Options When Your Lymphoma Relapses
- A stem cell transplant is the standard approach when lymphoma returns after the first treatment
- The next step may be immunotherapy, which helps your immune system fight cancer
- New and more effective immunotherapies are in development
“What tools do we have for the second line? Well, the standard right now is the high-dose chemotherapy with autologous stem cell rescue approach,” Dr. Stephen Schuster, medical oncologist at Penn Medicine, tells SurvivorNet. An autologous stem cell transplant gives you an infusion of your own stem cells — the preliminary cells that will eventually grow into new blood cells — to replace the ones chemotherapy destroys. It allows your doctor to give you very high doses of chemo to treat your cancer.
Read MoreImmunotherapy: From Science Fiction to Treatment Reality
One new therapeutic option if your cancer has returned is immunotherapy — harnessing the power of your immune system to go after your cancer. “[Immunotherapy is] frequently discussed in the popular scientific literature,” Dr. Schuster says. “Some of it sounds like science fiction. It’s very cool stuff.”One group of immunotherapy drugs, collectively known as the monoclonal antibodies, use a protein called an antibody to home in on a target on the surface of cancer cells. Rituxan is one such drug.

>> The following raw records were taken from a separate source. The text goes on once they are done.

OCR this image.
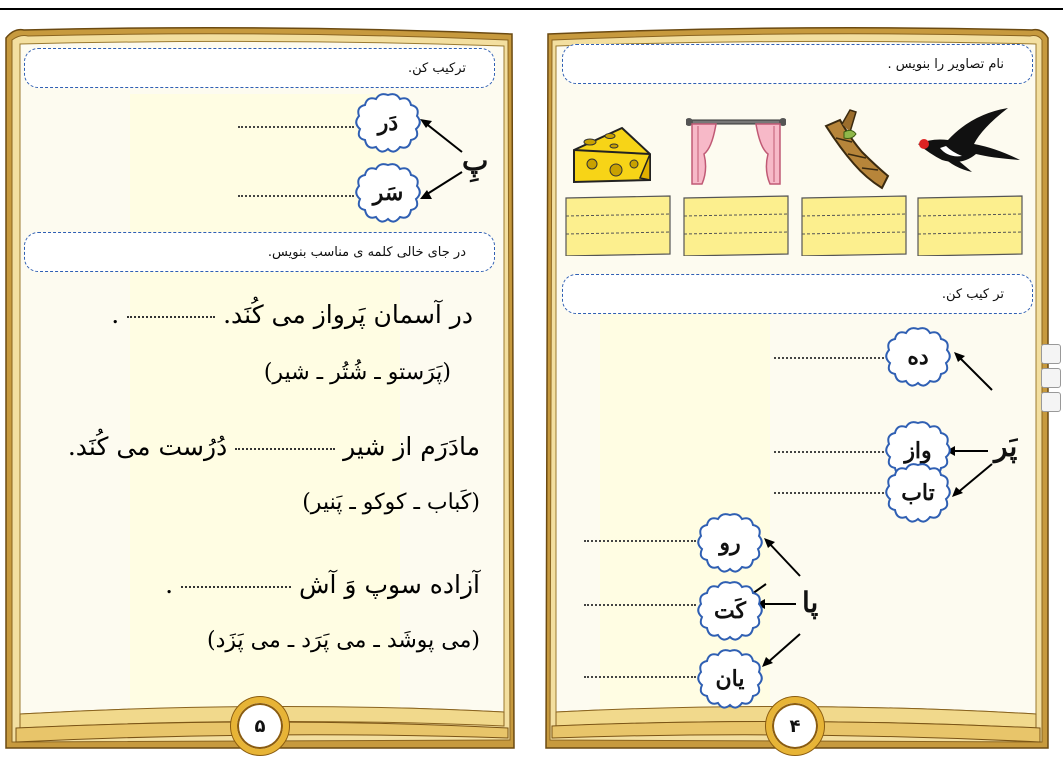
ترکیب کن.
دَر
سَر
پِ
در جای خالی کلمه ی مناسب بنویس.
در آسمان پَرواز می کُنَد.  .
(پَرَستو ـ شُتُر ـ شیر)
مادَرَم از شیر  دُرُست می کُنَد.
(کَباب ـ کوکو ـ پَنیر)
آزاده سوپ وَ آش  .
(می پوشَد ـ می پَرَد ـ می پَزَد)
۵
نام تصاویر را بنویس .
تر کیب کن.
ده
واز
تاب
پَر
رو
کَت
یان
پا
۴
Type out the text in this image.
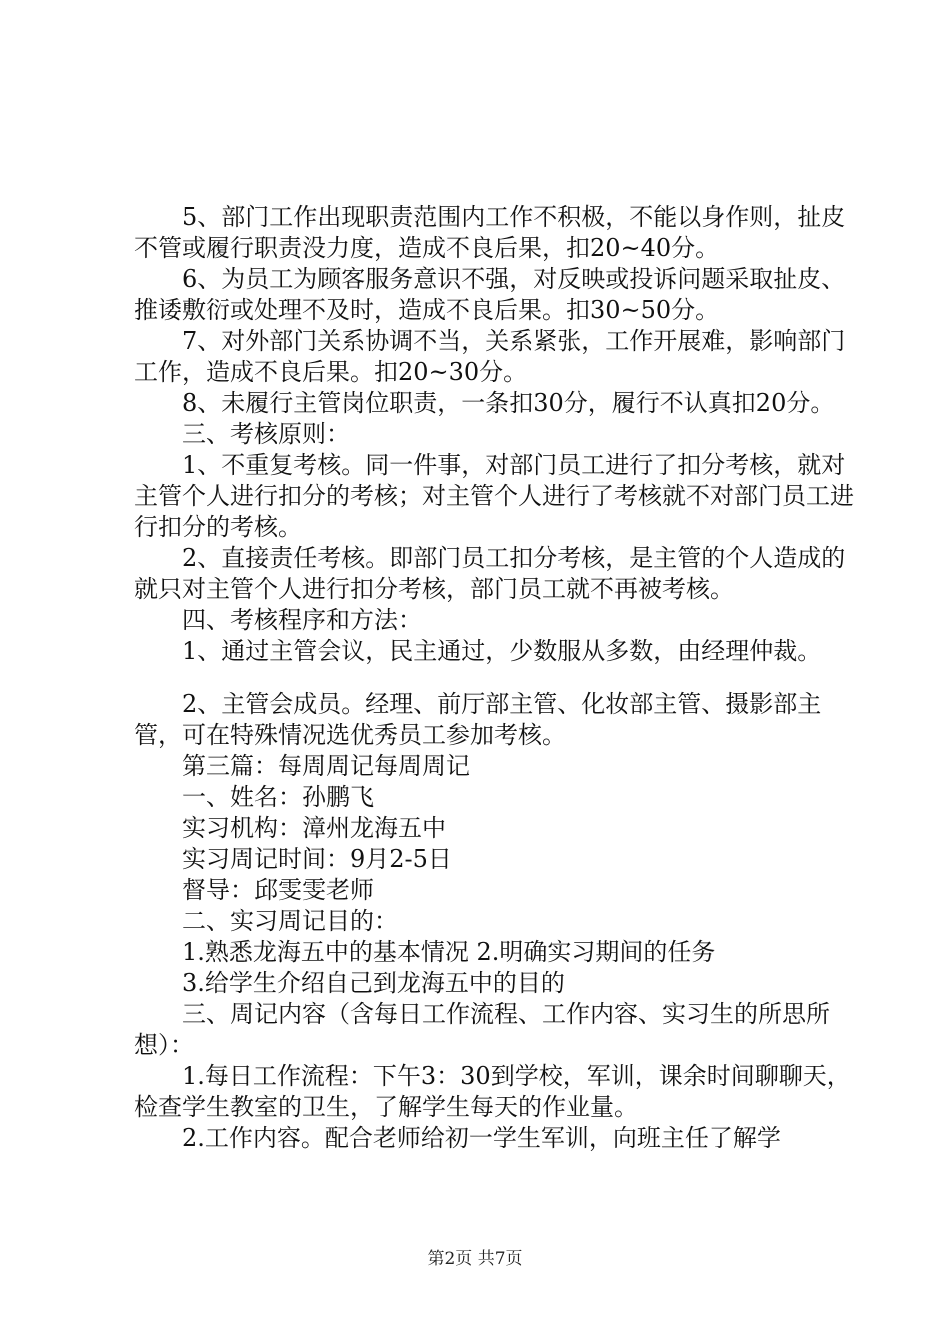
5、部门工作出现职责范围内工作不积极，不能以身作则，扯皮不管或履行职责没力度，造成不良后果，扣20~40分。

6、为员工为顾客服务意识不强，对反映或投诉问题采取扯皮、推诿敷衍或处理不及时，造成不良后果。扣30~50分。

7、对外部门关系协调不当，关系紧张，工作开展难，影响部门工作，造成不良后果。扣20~30分。

8、未履行主管岗位职责，一条扣30分，履行不认真扣20分。

三、考核原则：

1、不重复考核。同一件事，对部门员工进行了扣分考核，就对主管个人进行扣分的考核；对主管个人进行了考核就不对部门员工进行扣分的考核。

2、直接责任考核。即部门员工扣分考核，是主管的个人造成的就只对主管个人进行扣分考核，部门员工就不再被考核。

四、考核程序和方法：

1、通过主管会议，民主通过，少数服从多数，由经理仲裁。

2、主管会成员。经理、前厅部主管、化妆部主管、摄影部主管，可在特殊情况选优秀员工参加考核。

第三篇：每周周记每周周记

一、姓名：孙鹏飞

实习机构：漳州龙海五中

实习周记时间：9月2-5日

督导：邱雯雯老师

二、实习周记目的：

1.熟悉龙海五中的基本情况 2.明确实习期间的任务

3.给学生介绍自己到龙海五中的目的

三、周记内容（含每日工作流程、工作内容、实习生的所思所想）：

1.每日工作流程：下午3：30到学校，军训，课余时间聊聊天，检查学生教室的卫生，了解学生每天的作业量。

2.工作内容。配合老师给初一学生军训，向班主任了解学

第2页 共7页
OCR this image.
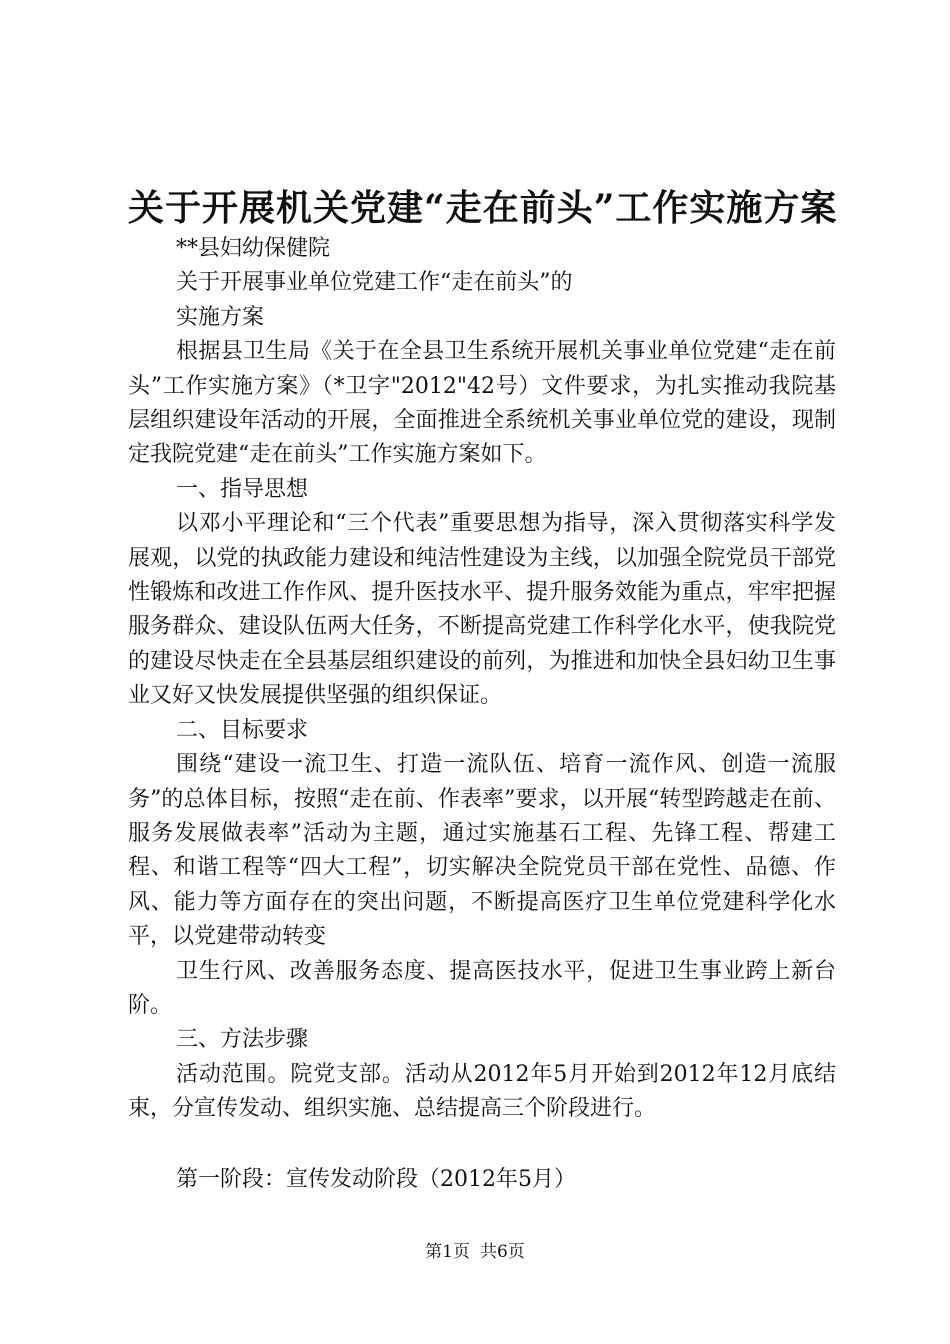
关于开展机关党建“走在前头”工作实施方案

**县妇幼保健院

关于开展事业单位党建工作“走在前头”的

实施方案

根据县卫生局《关于在全县卫生系统开展机关事业单位党建“走在前头”工作实施方案》（*卫字"2012"42号）文件要求，为扎实推动我院基层组织建设年活动的开展，全面推进全系统机关事业单位党的建设，现制定我院党建“走在前头”工作实施方案如下。

一、指导思想

以邓小平理论和“三个代表”重要思想为指导，深入贯彻落实科学发展观，以党的执政能力建设和纯洁性建设为主线，以加强全院党员干部党性锻炼和改进工作作风、提升医技水平、提升服务效能为重点，牢牢把握服务群众、建设队伍两大任务，不断提高党建工作科学化水平，使我院党的建设尽快走在全县基层组织建设的前列，为推进和加快全县妇幼卫生事业又好又快发展提供坚强的组织保证。

二、目标要求

围绕“建设一流卫生、打造一流队伍、培育一流作风、创造一流服务”的总体目标，按照“走在前、作表率”要求，以开展“转型跨越走在前、服务发展做表率”活动为主题，通过实施基石工程、先锋工程、帮建工程、和谐工程等“四大工程”，切实解决全院党员干部在党性、品德、作风、能力等方面存在的突出问题，不断提高医疗卫生单位党建科学化水平，以党建带动转变

卫生行风、改善服务态度、提高医技水平，促进卫生事业跨上新台阶。

三、方法步骤

活动范围。院党支部。活动从2012年5月开始到2012年12月底结束，分宣传发动、组织实施、总结提高三个阶段进行。

第一阶段：宣传发动阶段（2012年5月）

第1页 共6页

A few new immunotherapy drugs have been approved for non-Hodgkin lymphoma in recent years:
- Brentuximab vedotin (Adcetris)
- Polatuzumab vedotin (Polivy)
- Tafasitamab (Monjuvi)
Chimeric antigen receptor (CAR) T-cell therapy is one of the newest high-tech cancer treatments. During this therapy, your treatment team will take your own immune cells, called T cells, and genetically modify and multiply them in a lab so that they attach to proteins on the surface of your lymphoma cells and attack them.
These treatments each work in a slightly different way. And they can be effective for people who’ve tried and failed at two previous treatments.
“We’re coming up with the best approaches for people who were not successfully treated by first- or second-line approaches,” Dr. Schuster says. There are currently two FDA-approved CAR T products for people with diffuse large B-cell lymphoma who have failed two prior lines of treatment.
The Fourth Line
Say you've tried three separate treatments and your cancer has come back again. It can be frustrating to face yet another round of treatment, but here again, innovation is your friend.
Soon, another therapy called bispecific antibodies or bispecific T-cell engagers (BiTEs), is likely to be added to the mix, says Dr. Schuster. Unlike monoclonal antibodies, which attach to only one target, bispecific antibodies bind to two targets at once. They essentially pull together your immune cells and cancer cells to help your immune system more effectively treat your cancer.
With so many non-Hodgkin lymphoma therapies available, there’s a much better chance that your doctor will eventually find something that works for your cancer. If you’ve been through several rounds of treatment without success, you can always consider enrolling in a clinical trial of a new and as-yet unapproved drug that be more effective than anything you’ve already tried.